Bharti Airtel wants the government to drop the clause relating to spectrum caps in the sharing and trading guidelines. This, Gopal Vittal, managing director & CEO, India and South Asia, believes would result in a more optimal utilisation of scarce airwaves. “Capping shared spectrum amounts to capping it twice,” Vittal told FE, pointing out there was already a cap on spectrum for circles — 25% of the total quantum assigned and 50% within a band. The CEO’s point is simple: If two operators share spectrum but that too is capped, it would amount to a double cap, defeating the very purpose of using spectrum optimally.
Illustrating the point, the CEO of the country’s largest telecom operator points out that while the top-three telcos — Bharti, Vodafone and Idea — command a subscriber market share of 70%, only 30-35% of assigned spectrum is with them. In contrast, the seven smaller players have a market share of just 30%, but hold around 70% of the spectrum.
What the cap does is prohibit any sharing between operators with larger spectrum holdings. “So, Bharti will not be able to share spectrum with say MTNL in Delhi,” Vittal explains, adding the industry will urge the Telecom Regulatory Authority of India (Trai) chairman to revisit the rules.
Although Trai has recommended caps on spectrum if it is shared and traded and the Telecom Commission is understood to have endorsed them, the Union Cabinet is yet to take a final decision. Trai has tried to be liberal by not exactly adding together the holdings of two operators who share spectrum but it still it does not facilitate sharing between two big operators.
Given the government appears to be concerned about the rising number of call drops — one reason for which is the lack of spectrum— the industry is hopeful that it might consider tweaking the spectrum sharing and trading guidelines. In Delhi’s Connaught Place, for instance, call drops are frequent thanks to the congestion in mobile traffic. If operators like Bharti, MTNL or Vodafone are allowed to share spectrum they would be better placed to handle the heavy traffic and reduce the incidence of call drops.

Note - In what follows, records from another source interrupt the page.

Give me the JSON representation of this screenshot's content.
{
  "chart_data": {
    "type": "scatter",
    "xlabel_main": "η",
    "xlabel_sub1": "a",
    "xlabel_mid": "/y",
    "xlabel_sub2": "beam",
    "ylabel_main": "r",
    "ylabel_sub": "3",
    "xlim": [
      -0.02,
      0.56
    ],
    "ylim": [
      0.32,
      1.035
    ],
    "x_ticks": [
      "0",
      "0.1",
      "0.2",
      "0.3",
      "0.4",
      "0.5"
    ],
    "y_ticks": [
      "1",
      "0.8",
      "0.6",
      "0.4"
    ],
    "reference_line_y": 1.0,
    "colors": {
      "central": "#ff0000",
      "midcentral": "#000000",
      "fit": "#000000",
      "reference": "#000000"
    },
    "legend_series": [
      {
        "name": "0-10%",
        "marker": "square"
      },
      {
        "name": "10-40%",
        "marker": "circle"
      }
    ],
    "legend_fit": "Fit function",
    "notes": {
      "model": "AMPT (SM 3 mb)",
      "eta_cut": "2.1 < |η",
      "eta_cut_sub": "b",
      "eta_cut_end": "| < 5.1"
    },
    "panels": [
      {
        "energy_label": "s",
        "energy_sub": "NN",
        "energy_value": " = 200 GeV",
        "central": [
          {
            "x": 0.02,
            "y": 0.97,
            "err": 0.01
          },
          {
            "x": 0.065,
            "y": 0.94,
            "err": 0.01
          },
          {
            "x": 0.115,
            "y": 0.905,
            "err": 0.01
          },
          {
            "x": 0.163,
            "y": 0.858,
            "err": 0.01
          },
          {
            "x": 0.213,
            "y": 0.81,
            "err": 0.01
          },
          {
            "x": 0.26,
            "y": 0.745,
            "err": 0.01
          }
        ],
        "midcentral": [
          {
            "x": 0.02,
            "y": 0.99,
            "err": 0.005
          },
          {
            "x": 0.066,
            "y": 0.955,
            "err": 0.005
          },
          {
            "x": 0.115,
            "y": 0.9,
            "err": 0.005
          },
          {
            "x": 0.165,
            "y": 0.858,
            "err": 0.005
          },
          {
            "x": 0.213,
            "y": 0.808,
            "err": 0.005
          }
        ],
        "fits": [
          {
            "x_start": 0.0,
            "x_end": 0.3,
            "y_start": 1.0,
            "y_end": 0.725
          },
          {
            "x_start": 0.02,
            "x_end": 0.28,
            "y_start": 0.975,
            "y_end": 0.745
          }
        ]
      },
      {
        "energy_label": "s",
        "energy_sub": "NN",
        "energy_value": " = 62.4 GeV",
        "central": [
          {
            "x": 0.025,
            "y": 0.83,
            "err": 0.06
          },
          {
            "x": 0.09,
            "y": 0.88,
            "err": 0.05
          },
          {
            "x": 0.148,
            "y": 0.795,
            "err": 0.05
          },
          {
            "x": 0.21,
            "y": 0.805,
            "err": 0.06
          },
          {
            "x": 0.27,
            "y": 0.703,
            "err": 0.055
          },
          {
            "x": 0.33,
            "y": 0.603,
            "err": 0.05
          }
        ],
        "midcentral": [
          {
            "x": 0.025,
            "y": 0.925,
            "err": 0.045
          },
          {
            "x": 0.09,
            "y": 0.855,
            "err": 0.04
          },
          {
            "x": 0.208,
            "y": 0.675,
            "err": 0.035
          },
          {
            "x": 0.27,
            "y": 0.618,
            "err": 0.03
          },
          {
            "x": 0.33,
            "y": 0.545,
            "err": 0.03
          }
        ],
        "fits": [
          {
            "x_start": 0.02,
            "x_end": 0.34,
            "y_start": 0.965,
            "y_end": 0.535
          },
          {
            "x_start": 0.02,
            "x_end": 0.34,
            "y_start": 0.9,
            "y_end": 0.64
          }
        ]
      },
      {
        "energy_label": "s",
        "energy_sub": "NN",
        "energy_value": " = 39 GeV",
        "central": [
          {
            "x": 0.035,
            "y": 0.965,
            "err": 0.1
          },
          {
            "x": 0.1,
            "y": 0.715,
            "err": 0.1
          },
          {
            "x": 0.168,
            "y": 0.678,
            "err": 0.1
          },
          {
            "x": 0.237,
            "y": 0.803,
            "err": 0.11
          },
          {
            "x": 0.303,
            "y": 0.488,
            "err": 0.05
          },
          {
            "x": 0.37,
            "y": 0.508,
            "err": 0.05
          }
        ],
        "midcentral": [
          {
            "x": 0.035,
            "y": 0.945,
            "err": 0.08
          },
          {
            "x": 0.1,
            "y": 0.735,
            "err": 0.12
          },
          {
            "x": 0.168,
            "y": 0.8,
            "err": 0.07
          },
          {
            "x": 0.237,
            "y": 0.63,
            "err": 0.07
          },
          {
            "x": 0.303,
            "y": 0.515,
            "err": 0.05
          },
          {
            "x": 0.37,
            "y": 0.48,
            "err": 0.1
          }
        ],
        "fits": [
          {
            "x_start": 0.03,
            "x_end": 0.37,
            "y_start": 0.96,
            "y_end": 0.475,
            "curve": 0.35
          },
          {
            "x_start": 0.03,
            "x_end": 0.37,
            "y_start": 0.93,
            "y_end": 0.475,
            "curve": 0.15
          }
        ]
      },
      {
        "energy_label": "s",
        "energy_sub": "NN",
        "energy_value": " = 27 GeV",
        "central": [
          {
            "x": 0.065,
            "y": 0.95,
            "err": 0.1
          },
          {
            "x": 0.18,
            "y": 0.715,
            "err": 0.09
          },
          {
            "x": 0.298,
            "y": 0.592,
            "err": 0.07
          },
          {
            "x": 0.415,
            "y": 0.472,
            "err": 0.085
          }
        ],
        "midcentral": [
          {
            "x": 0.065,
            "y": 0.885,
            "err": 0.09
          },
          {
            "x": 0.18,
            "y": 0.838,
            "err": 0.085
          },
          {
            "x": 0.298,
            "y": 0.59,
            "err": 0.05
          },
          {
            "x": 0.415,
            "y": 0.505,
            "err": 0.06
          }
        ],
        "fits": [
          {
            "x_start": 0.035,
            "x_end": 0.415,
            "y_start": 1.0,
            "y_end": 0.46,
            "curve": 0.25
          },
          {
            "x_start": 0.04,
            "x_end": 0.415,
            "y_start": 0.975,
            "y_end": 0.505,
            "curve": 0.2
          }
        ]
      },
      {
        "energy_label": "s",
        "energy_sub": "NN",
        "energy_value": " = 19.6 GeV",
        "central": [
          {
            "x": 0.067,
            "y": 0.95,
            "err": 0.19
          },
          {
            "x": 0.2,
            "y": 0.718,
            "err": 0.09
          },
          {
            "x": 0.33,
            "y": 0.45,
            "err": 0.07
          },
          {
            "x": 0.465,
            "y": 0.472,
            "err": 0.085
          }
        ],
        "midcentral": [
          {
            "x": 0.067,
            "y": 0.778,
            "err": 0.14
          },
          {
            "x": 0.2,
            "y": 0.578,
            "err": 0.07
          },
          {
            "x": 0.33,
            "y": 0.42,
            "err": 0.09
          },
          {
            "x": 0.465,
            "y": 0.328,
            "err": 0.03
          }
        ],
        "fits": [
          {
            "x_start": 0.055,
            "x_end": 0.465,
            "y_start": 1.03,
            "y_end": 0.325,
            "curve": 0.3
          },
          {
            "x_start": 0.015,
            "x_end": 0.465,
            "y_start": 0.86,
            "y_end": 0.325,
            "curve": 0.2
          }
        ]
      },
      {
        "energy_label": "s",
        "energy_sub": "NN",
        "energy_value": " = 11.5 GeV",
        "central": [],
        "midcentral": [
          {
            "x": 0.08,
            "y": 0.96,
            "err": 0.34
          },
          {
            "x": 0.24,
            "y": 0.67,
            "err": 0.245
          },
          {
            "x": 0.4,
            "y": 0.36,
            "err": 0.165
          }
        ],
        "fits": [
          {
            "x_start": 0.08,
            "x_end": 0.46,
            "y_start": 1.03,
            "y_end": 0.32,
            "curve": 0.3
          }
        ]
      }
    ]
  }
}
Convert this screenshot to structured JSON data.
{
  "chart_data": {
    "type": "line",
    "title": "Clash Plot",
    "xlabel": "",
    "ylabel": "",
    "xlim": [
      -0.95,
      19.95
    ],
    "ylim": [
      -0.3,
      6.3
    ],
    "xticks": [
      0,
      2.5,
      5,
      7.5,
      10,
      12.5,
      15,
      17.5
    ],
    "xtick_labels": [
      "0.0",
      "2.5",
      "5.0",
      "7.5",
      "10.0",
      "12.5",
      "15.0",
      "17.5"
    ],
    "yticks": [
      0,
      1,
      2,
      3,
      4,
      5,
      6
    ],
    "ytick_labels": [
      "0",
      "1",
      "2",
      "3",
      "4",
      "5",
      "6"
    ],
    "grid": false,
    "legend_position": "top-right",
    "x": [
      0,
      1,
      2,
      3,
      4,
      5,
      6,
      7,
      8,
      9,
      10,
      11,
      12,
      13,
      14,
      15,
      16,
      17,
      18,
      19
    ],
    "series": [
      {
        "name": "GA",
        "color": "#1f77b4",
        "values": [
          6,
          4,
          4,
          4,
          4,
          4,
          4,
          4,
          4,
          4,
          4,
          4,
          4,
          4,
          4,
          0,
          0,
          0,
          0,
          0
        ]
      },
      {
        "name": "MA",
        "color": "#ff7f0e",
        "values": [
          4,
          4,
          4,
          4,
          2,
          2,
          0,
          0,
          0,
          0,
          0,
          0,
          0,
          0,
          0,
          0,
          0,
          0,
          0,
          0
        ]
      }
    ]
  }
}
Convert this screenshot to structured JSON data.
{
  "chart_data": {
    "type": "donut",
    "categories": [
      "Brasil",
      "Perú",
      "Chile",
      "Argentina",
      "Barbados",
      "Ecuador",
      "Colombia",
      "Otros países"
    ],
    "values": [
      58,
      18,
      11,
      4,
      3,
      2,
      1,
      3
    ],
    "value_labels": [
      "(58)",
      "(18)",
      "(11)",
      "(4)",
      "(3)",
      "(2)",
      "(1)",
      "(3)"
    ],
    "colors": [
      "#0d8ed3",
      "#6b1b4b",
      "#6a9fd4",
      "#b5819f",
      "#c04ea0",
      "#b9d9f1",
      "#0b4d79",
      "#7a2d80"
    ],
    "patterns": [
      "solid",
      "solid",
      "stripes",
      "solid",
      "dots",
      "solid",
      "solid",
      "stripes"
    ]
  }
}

The CEO is circumspect on whether he expects a tariff war once Reliance Jio enters the market in December and whether that will affect the realisations of operators like Bharti who have been functioning in a stable tariff regime for more than two years now. “Whenever there’s a new operator, there is a change, but it’s too early to speculate on what kind of change it could be and how we would respond,” Vittal observes. Having operated in a competitive atmosphere, the focus would always be to stay competitive while maintaining a service premium, he says.
The Bharti CEO feels the department of telecommunications (DoT) report on net neutrality, which recommends partial regulation of the over-the-top (OTT) operators, is balanced. “We only want OTTs to be regulated for voice services in the domestic market, not for any other areas,” he says. Bharti, he says is agnostic to partnerships with e-commerce players, viewing ‘such players through the lens of megabytes’. “Since data is used to shop online and operators stand to earn revenues anyway, it doesn’t really make a difference through which channel it’s being done,” Vittal observes.